J'abdique facilement et me jette dessus. Je reconnais tout de suite le logo de l'application d'où est issue la notification.
De : Passif discret
9:15 pm : Hey ça va ?
C'est qui lui ? Je fouille ma mémoire à la recherche de quelconques souvenirs tout en remontant la discussion. Soudain, je percute. Mathieu ! Je l'avais complètement oublié. En même temps, on ne s'est pas reparlé depuis qu'on s'est vu. Deux ou trois messages le lendemain et c'est tout. Mais c'est bizarre qu'il m'envoie quelque chose à cette heure-ci. J'hésite à lui répondre, puis je me souviens qu'il est possible de voir si le correspondant a lu le message.
À : Passif discret
9:17 pm : Salut, nickel et toi ?
La réponse est quasi instantanée.
De : Passif discret
9:18 pm : Ça va, même si la solitude se fait un peu ressentir ce soir. Pas toi ?
Je fronce les sourcils, un peu perdu. Je ne suis clairement pas dupe, on m'a fait ce petit jeu un nombre incalculable de fois. Mais que lui le fasse me rend perplexe. Je ne pensais pas que c'était son genre.
À : Passif discret
9:19 pm : Je travaille sur un devoir et je t'avoue que ça me prend la tête un peu. Besoin de souffler.
La petit coche pour signifier qu'il a lu mon message apparaît mais la réponse met du temps à venir. Je pose le téléphone et me plonge à demi dans le texte de Français. Mon portable vibre, la notification apparaît.
De : Passif discret
9:25 pm : Tu vas peut-être trouver ça déplacé vu l'heure et je comprends. Mais si tu en as envie, on pourrait se voir ce soir ? Quelque chose sans pression, juste histoire de tuer le temps.
Je me mordille la lèvre. Une onde d’excitation me secoue brusquement quand je repense à la dernière fois que nous nous sommes vus. C'était bien. Mais pas autant qu'avec Liam. Je me fustige mentalement aussitôt ; au diable, Liam ! Ce n'est qu'un gros con et tu ne veux plus le revoir.
Je jette un regard sur mon devoir. En soit, j'ai encore un peu le temps pour le terminer. Et j'ai presque fini.
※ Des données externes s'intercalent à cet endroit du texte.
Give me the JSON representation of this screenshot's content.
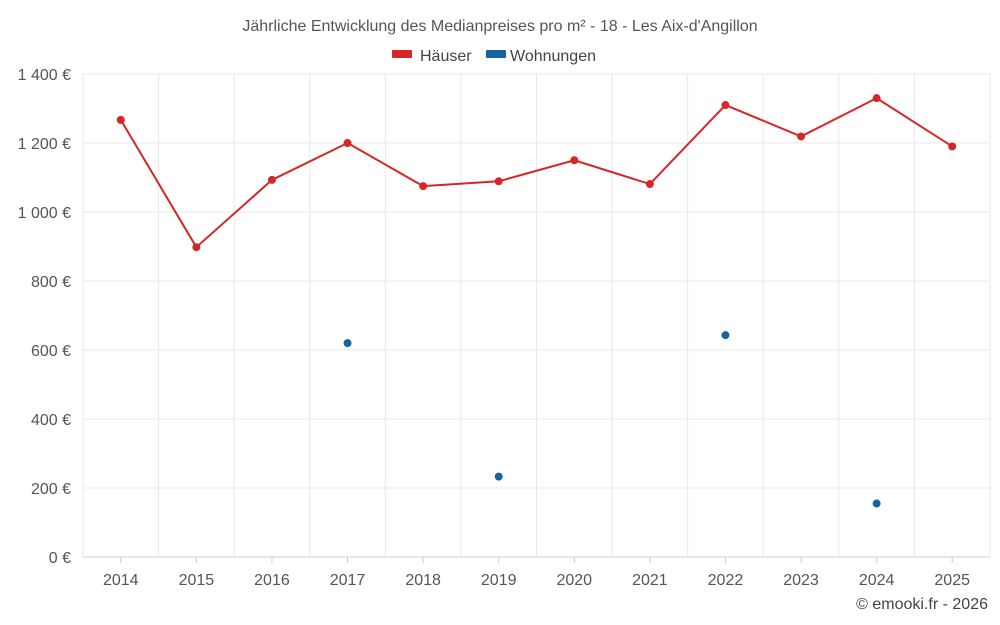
{
  "chart_data": {
    "type": "line",
    "title": "Jährliche Entwicklung des Medianpreises pro m² - 18 - Les Aix-d'Angillon",
    "categories": [
      "2014",
      "2015",
      "2016",
      "2017",
      "2018",
      "2019",
      "2020",
      "2021",
      "2022",
      "2023",
      "2024",
      "2025"
    ],
    "series": [
      {
        "name": "Häuser",
        "color": "#d62728",
        "values": [
          1267,
          898,
          1093,
          1200,
          1075,
          1089,
          1150,
          1081,
          1310,
          1219,
          1330,
          1190
        ]
      },
      {
        "name": "Wohnungen",
        "color": "#1565a0",
        "values": [
          null,
          null,
          null,
          620,
          null,
          233,
          null,
          null,
          643,
          null,
          155,
          null
        ]
      }
    ],
    "ylim": [
      0,
      1400
    ],
    "yticks": [
      0,
      200,
      400,
      600,
      800,
      1000,
      1200,
      1400
    ],
    "ytick_labels": [
      "0 €",
      "200 €",
      "400 €",
      "600 €",
      "800 €",
      "1 000 €",
      "1 200 €",
      "1 400 €"
    ],
    "xlabel": "",
    "ylabel": "",
    "grid": true,
    "legend_position": "top-center"
  },
  "credit": "© emooki.fr - 2026"
}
Une demi-heure demain et voilà.
Mais un dernier problème se dresse devant moi : une femme d'une quarantaine d'années aux cheveux blond vénitien et au regard acéré. Ma mère ne me laissera jamais partir vu l'heure. Quoique ce n'est pas la première fois que je pars en pleine soirée. Et puis, si je promets de rentrer assez tôt...
C'est décidé. Je saute de ma chaise, fouille mon armoire à la recherche d'un jean et d'un pull chaud, abandonne l'idée de dompter mes mèches folles et sors de ma chambre à pas de loup. J'entends la télévision dans le salon et sais que je ne pourrais pas éviter la discussion.
Je me racle la gorge.
— Maman, je sors, commencé-je d'une voix hésitante.
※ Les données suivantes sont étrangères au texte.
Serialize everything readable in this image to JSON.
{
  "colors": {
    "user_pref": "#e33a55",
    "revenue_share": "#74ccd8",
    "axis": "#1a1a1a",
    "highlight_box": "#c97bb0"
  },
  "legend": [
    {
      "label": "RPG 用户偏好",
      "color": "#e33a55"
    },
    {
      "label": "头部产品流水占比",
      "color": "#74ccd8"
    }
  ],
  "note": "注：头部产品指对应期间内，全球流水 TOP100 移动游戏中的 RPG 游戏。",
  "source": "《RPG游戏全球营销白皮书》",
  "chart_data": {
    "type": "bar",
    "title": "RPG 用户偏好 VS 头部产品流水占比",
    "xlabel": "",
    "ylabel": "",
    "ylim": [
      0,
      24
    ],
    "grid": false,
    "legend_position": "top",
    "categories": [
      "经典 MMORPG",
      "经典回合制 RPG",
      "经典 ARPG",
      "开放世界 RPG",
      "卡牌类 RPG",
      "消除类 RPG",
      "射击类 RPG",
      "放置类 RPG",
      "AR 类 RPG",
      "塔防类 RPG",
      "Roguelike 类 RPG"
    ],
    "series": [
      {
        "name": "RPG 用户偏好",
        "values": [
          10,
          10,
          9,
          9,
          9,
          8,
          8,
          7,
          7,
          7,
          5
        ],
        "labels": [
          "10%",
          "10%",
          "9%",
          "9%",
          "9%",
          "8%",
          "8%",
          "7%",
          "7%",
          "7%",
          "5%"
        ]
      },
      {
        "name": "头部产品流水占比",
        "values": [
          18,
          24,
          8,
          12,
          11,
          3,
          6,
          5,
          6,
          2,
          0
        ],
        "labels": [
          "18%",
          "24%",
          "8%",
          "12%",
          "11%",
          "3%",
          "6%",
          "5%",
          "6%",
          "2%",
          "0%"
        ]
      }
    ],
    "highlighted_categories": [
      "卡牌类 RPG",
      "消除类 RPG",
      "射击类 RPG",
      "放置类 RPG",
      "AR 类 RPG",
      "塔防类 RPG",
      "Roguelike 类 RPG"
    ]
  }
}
Elle lève brusquement la tête.
— Quoi ? Pourquoi ? Tu vas où ?
— Yannis et Max veulent faire une virée nocturne.
Premier mensonge. C'est déjà arrivé une fois et c'était vrai donc elle sera moins sur les gardes.
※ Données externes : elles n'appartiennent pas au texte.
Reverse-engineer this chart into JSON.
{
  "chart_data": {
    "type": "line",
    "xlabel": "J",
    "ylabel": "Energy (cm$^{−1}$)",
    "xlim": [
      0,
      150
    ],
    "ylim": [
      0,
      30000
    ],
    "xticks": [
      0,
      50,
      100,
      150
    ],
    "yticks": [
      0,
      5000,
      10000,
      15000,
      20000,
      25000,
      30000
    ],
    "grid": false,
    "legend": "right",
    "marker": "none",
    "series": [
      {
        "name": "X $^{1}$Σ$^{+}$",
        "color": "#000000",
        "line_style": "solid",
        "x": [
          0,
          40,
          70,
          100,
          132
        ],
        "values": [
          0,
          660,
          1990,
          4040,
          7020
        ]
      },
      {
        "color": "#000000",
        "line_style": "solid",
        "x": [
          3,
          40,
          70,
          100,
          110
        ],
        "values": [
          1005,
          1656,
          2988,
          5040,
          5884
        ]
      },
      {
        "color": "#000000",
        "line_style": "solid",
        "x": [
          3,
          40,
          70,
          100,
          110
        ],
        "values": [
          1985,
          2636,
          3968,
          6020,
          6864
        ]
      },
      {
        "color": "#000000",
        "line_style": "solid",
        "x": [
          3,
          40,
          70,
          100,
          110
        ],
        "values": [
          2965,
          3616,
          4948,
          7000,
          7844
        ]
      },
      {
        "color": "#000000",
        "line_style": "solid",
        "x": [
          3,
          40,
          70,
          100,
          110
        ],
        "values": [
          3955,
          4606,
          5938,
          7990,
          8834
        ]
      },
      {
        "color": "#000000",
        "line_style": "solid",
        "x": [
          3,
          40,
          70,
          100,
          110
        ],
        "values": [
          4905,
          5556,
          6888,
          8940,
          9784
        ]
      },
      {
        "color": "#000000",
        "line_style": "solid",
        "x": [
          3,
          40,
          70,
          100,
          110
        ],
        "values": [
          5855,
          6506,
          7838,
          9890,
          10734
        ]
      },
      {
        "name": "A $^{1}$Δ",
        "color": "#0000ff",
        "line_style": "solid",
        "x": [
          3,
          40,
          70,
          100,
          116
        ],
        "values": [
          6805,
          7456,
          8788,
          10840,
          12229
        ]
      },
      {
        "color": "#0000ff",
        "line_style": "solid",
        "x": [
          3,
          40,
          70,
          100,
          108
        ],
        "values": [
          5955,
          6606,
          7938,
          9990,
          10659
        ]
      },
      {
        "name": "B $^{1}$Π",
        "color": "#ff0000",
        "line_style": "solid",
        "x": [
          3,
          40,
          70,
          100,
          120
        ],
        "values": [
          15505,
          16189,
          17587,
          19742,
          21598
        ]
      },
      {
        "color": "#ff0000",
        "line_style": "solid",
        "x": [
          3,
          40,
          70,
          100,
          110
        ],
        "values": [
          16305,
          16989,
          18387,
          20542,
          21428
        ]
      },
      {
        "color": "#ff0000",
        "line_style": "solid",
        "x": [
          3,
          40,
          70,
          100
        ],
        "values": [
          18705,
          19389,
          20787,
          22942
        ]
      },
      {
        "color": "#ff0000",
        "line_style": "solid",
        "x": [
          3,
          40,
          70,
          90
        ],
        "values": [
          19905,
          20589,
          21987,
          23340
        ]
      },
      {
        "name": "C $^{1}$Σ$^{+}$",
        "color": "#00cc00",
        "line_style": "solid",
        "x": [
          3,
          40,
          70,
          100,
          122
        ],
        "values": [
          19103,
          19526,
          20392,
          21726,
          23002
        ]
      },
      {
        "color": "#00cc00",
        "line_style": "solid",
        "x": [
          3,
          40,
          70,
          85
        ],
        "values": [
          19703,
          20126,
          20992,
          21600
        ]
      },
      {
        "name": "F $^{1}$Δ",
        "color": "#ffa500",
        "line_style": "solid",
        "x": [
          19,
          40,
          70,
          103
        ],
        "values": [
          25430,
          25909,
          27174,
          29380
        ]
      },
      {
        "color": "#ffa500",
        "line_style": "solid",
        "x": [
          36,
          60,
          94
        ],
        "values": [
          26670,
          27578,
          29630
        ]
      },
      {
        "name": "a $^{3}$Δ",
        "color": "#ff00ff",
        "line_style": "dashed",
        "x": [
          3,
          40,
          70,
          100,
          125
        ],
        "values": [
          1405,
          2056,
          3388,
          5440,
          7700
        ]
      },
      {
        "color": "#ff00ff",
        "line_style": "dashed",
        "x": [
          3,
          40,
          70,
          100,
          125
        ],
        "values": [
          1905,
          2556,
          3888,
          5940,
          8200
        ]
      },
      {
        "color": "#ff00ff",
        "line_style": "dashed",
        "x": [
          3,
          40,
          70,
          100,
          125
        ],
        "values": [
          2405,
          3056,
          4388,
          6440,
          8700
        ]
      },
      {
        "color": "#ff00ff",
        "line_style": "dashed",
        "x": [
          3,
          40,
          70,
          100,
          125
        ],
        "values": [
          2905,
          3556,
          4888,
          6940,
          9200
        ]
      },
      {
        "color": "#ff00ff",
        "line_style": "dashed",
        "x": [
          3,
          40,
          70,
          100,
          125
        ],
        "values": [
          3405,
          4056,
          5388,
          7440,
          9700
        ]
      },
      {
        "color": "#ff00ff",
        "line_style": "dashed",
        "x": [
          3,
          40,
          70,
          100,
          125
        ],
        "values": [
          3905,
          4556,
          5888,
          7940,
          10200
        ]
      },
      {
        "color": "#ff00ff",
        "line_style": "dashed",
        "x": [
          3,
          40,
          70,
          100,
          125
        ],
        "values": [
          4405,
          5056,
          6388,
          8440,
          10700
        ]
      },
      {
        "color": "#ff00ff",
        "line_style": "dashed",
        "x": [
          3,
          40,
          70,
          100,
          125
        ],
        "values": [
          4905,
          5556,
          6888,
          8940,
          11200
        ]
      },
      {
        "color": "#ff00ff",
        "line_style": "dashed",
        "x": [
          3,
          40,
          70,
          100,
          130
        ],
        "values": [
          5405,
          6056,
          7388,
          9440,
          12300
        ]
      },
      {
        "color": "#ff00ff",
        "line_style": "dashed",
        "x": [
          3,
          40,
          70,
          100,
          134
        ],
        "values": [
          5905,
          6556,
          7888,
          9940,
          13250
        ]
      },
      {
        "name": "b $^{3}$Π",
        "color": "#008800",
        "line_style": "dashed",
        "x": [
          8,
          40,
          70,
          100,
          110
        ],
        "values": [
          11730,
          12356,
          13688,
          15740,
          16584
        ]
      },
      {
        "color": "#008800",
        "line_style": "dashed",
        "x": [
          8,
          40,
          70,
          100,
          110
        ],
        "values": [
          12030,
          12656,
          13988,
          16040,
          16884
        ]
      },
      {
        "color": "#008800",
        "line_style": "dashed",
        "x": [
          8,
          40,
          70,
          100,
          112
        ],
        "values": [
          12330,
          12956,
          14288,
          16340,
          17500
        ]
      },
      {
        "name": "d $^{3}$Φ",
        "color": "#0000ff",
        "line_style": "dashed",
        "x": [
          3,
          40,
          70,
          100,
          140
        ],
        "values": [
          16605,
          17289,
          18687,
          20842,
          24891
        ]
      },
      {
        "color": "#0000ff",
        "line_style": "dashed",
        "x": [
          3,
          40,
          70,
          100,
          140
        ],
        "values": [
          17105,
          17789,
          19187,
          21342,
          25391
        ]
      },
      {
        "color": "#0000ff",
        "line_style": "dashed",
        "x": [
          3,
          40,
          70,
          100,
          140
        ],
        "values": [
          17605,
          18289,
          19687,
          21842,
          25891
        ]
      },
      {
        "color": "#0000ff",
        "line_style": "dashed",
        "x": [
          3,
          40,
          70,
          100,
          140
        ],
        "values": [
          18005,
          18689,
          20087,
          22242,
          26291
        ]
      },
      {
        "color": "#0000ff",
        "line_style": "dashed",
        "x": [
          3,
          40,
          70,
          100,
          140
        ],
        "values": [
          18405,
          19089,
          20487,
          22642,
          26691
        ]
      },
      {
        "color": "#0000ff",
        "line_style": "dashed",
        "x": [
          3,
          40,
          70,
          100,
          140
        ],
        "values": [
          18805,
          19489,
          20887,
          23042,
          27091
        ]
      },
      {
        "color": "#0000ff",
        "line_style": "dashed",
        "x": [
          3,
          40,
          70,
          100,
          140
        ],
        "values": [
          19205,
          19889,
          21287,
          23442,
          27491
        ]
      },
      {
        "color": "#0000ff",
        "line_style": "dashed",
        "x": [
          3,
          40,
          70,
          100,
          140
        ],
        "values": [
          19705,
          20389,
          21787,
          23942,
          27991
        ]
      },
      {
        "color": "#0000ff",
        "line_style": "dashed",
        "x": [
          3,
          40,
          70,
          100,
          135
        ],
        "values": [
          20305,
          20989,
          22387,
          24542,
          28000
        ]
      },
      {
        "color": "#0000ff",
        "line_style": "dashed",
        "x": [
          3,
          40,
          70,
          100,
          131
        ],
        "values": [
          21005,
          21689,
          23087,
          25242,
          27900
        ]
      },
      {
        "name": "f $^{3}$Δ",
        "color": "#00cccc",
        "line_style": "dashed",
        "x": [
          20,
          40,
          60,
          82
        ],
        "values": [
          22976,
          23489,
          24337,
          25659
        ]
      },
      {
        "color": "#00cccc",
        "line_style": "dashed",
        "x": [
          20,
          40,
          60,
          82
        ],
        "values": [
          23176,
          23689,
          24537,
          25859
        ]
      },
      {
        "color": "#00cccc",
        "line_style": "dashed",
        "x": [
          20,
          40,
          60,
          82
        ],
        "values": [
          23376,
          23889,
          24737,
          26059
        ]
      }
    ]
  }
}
Elle me regarde, suspicieuse :
— Tu vas rentrer à quelle heure.
— Je ne sais pas... Minuit maximum, tenté-je, un air innocent sur le visage.
— Minuit ? (elle réfléchit.) D'accord. Mais fais attention à toi et je veux que tu me tiennes au courant quand tu es avec eux et quand tu pars.
— Promis ! Merci maman !
Elle bougonne mais je ne l'entends pas, occupé à prendre ma veste et à enfiler mes chaussures.
Je lâche un « bisous » avant que la porte de notre appartement ne claque dans mon dos. Je dévale les escaliers à toute vitesse et sors à l'air libre. J'envoie un message à Mathieu pour lui dire que j'arrive dans une dizaine de minutes et enfouis mes mains dans mes poches, prêt à braver la fraîcheur de la nuit.